Разбираться со всем этим было жуткое дело. Нужно было отыскивать людей, у которых налажены связи со всеми группировками повстанцев. Нужно было, чтобы эти люди вступали с ними в переговоры, выясняли бы, что и как, есть ли, мол, у вас русские ребята. Бесплатно никто ничего делать не хотел, как вы сами понимаете. Мы были на все согласны. Потом вынырнула эта цифра, которая посеяла в Союзе так много надежд, — триста военнопленных. Но, к сожалению, это была чистая ложь, я сам разговаривал с представителями оппозиции. Потом уточнял эту цифру с главой афганского сообщества в Нью-Йорке. Он сказал мне тогда, может, их и было триста, но там такие тяжелые условия, что мало кто выдерживает. Это он мне рассказывает. Многие, говорит, ваши давно умерли, многие убиты при попытке к бегству, многие покончили с собой. Наши ребята ведь очень крепкие, но они были поставлены в условия, когда нет никакой надежды, когда о них никто ничего не мог узнать, и они это понимали, свою обреченность…

— И сколько военнопленных вернулось домой через Америку?

— Человек шесть. Вообще-то их в Нью-Йорке гораздо больше, но всех очень напугало, во-первых, то, что посадили первого же вернувшегося в Союз. Потом, правда, выпустили. Во-вторых, боятся своих же, «афганцев». Приходят ко мне, сидят вот за этим же столом и плачут. Выпьют немного — и в слезы. Мы, говорят, больше всего боимся тех ребят, кто прошел до конца эту страшную войну, приедем, а они нам по морде — где, мол, вы были-то? Не дезертировали ли? А как докажешь?.. Вот и сидит в них этот страх. А самим домой хочется, мальчишки же совсем, сопляки, матери дома ждут.





Сидят у меня тут, плачут, решаются. Пусть решают сами. Наше дело было вырвать их из рук смерти.

…Знали бы вы, как часто мне в последнее время Ленинград снится. Будто иду я по улицам, нюхаю дома, руками их трогаю. В Эрмитаж захожу, надеваю старый халат и говорю: «Тетя Фаина, такелажник Шемякин на работу вышел». А Фаина мне: «Иди, Шемякин, на поребрик». Поребрик — это знаете что такое? Это когда надо резаком лед между тротуаром и мостовой рубить. Дворцовая набережная, Нева, снег идет, холодно, хорошо…

И тут я просыпаюсь, старый уже, голова трещит, и дел впереди полно…

Судьбы русских архивов

Бессменный директор Русского музея в Сан-Франциско Николай Александрович Слободчиков.

1

— Ныне и присно и во веки веков! — нараспев, низким голосом провозглашал священник, пожилой человек с густой проседью в длинных волосах и бороде, с яркими карими глазами.
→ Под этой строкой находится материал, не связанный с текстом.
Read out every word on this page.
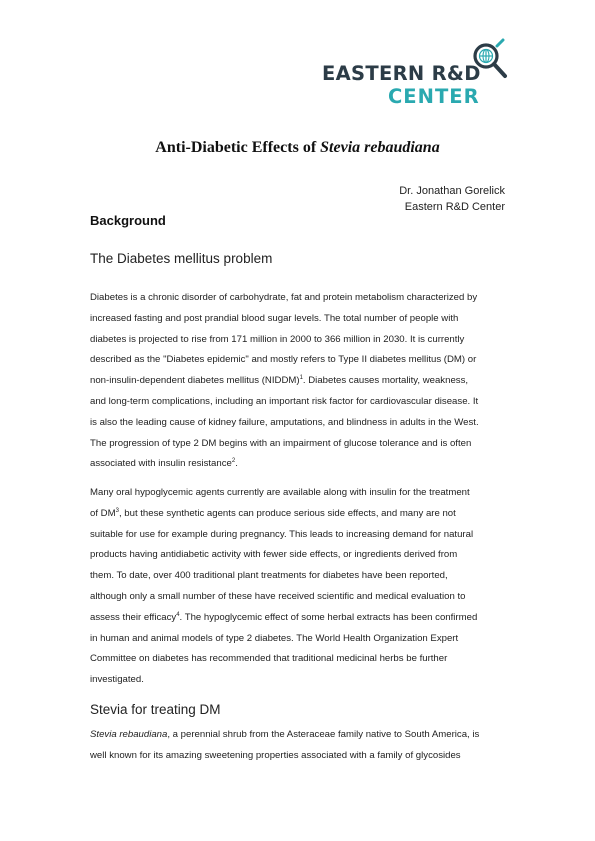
EASTERN R&D
CENTER
Anti-Diabetic Effects of Stevia rebaudiana
Dr. Jonathan Gorelick
Eastern R&D Center
Background
The Diabetes mellitus problem
Diabetes is a chronic disorder of carbohydrate, fat and protein metabolism characterized by
increased fasting and post prandial blood sugar levels. The total number of people with
diabetes is projected to rise from 171 million in 2000 to 366 million in 2030. It is currently
described as the "Diabetes epidemic" and mostly refers to Type II diabetes mellitus (DM) or
non-insulin-dependent diabetes mellitus (NIDDM)$^1$. Diabetes causes mortality, weakness,
and long-term complications, including an important risk factor for cardiovascular disease. It
is also the leading cause of kidney failure, amputations, and blindness in adults in the West.
The progression of type 2 DM begins with an impairment of glucose tolerance and is often
associated with insulin resistance$^2$.
Many oral hypoglycemic agents currently are available along with insulin for the treatment
of $DM^3$, but these synthetic agents can produce serious side effects, and many are not
suitable for use for example during pregnancy. This leads to increasing demand for natural
products having antidiabetic activity with fewer side effects, or ingredients derived from
them. To date, over 400 traditional plant treatments for diabetes have been reported,
although only a small number of these have received scientific and medical evaluation to
assess their efficacy$^4$. The hypoglycemic effect of some herbal extracts has been confirmed
in human and animal models of type 2 diabetes. The World Health Organization Expert
Committee on diabetes has recommended that traditional medicinal herbs be further
investigated.
Stevia for treating DM
Stevia rebaudiana, a perennial shrub from the Asteraceae family native to South America, is
well known for its amazing sweetening properties associated with a family of glycosides
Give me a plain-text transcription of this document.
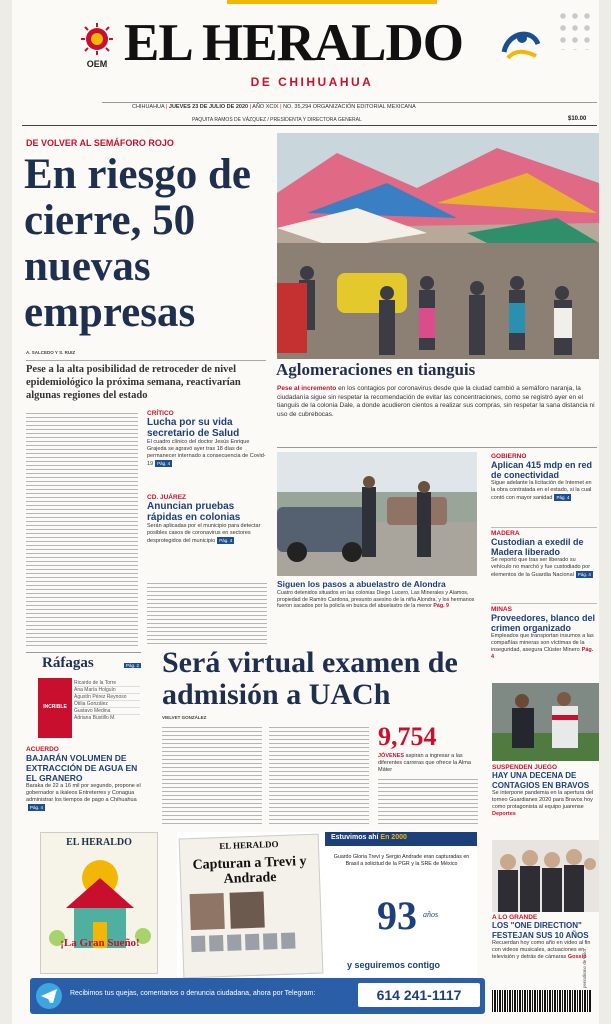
OEM EL HERALDO
DE CHIHUAHUA
CHIHUAHUA | JUEVES 23 DE JULIO DE 2020 | AÑO XCIX | NO. 35,294 ORGANIZACIÓN EDITORIAL MEXICANA
PAQUITA RAMOS DE VÁZQUEZ / PRESIDENTA Y DIRECTORA GENERAL	$10.00
DE VOLVER AL SEMÁFORO ROJO
En riesgo de cierre, 50 nuevas empresas
A. SALCEDO Y S. RUIZ
Pese a la alta posibilidad de retroceder de nivel epidemiológico la próxima semana, reactivarían algunas regiones del estado
CRÍTICO
Lucha por su vida secretario de Salud
El cuadro clínico del doctor Jesús Enrique Grajeda se agravó ayer tras 18 días de permanecer internado a consecuencia de Covid-19 Pág. 4
CD. JUÁREZ
Anuncian pruebas rápidas en colonias
Serán aplicadas por el municipio para detectar posibles casos de coronavirus en sectores desprotegidos del municipio Pág. 4
Aglomeraciones en tianguis
Pese al incremento en los contagios por coronavirus desde que la ciudad cambió a semáforo naranja, la ciudadanía sigue sin respetar la recomendación de evitar las concentraciones, como se registró ayer en el tianguis de la colonia Dale, a donde acudieron cientos a realizar sus compras, sin respetar la sana distancia ni uso de cubrebocas.
Siguen los pasos a abuelastro de Alondra
Cuatro detenidos situados en las colonias Diego Lucero, Las Minerales y Alamos, propiedad de Ramiro Cardona, presunto asesino de la niña Alondra, y los hermanos fueron sacados por la policía en busca del abuelastro de la menor Pág. 9
GOBIERNO
Aplican 415 mdp en red de conectividad
Sigue adelante la licitación de Internet en la obra contratada en el estado, si la cual contó con mayor sanidad Pág. 4
MADERA
Custodian a exedil de Madera liberado
Se reportó que tras ser liberado su vehículo no marchó y fue custodiado por elementos de la Guardia Nacional Pág. 4
MINAS
Proveedores, blanco del crimen organizado
Empleados que transportan insumos a las compañías mineras son víctimas de la inseguridad, asegura Clúster Minero Pág. 4
Ráfagas	Pág. 2
INCRIBLE
Ricardo de la Torre
Ana María Holguín
Agustín Pérez Reynoso
Otilia González
Gustavo Medina
Adriana Bustillo M.
ACUERDO
BAJARÁN VOLUMEN DE EXTRACCIÓN DE AGUA EN EL GRANERO
Baraka de 22 a 16 mil por segundo, propone el gobernador a ikaleos Entreterres y Conagua administrar los tiempos de pago a ChihuahuaPág. 4
Será virtual examen de admisión a UACh
VIELVET GONZÁLEZ
9,754
JÓVENES aspiran a ingresar a las diferentes carreras que ofrece la Alma Máter	SUSPENDEN JUEGO
HAY UNA DECENA DE CONTAGIOS EN BRAVOS
Se interpone pandemia en la apertura del torneo Guardianes 2020 para Bravos hoy como protagonista al equipo juarense Deportes
A LO GRANDE
LOS "ONE DIRECTION" FESTEJAN SUS 10 AÑOS
Recuerdan hoy como año en video al fin con videos musicales, actuaciones en televisión y detrás de cámaras Gossip
EL HERALDO
¡La Gran Sueño!
Estuvimos ahí En 2000
EL HERALDO
Capturan a Trevi y Andrade
Guardo Gloria Trevi y Sergio Andrade eran capturadas en Brasil a solicitud de la PGR y la SRE de México
93 años
y seguiremos contigo	periodismo de valor
Recibimos tus quejas, comentarios o denuncia ciudadana, ahora por Telegram:	614 241-1117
Было воскресенье, шла служба.

— Аллилуйя, аллилуйя, — подхватывал хор. Горели красные лампады, дрожали языки пламени свечей.

Я огляделся вокруг. Людей было мало, человек двадцать, пожилые, бедно одетые мужчины в потертых пальто, женщины в платочках. Бросился в глаза старик, большой, массивный, с крупной головой. Похож на фотографии начала века. И другой, сухощавый, с седыми волосами бобриком. Осколки старой русской эмиграции… После богослужения познакомился со священником. Отец Василий пригласил меня в закуток за ширмами: там теплее. Сидим, разговариваем, я расспрашиваю.

Белград. Центр города. Здесь русские эмигранты построили в 1924 году эту маленькую православную церковь с ярко-синим куполом, со сверкающим золотым крестом. Отец Василий — сын основателя церкви. Его отец — Виталий Тарасьев — похоронен тут же. Я видел его саркофаг у стены — черный, дубовый, массивный. На стене у изголовья надпись: «Виталий Тарасьев, 1901–1974 годы».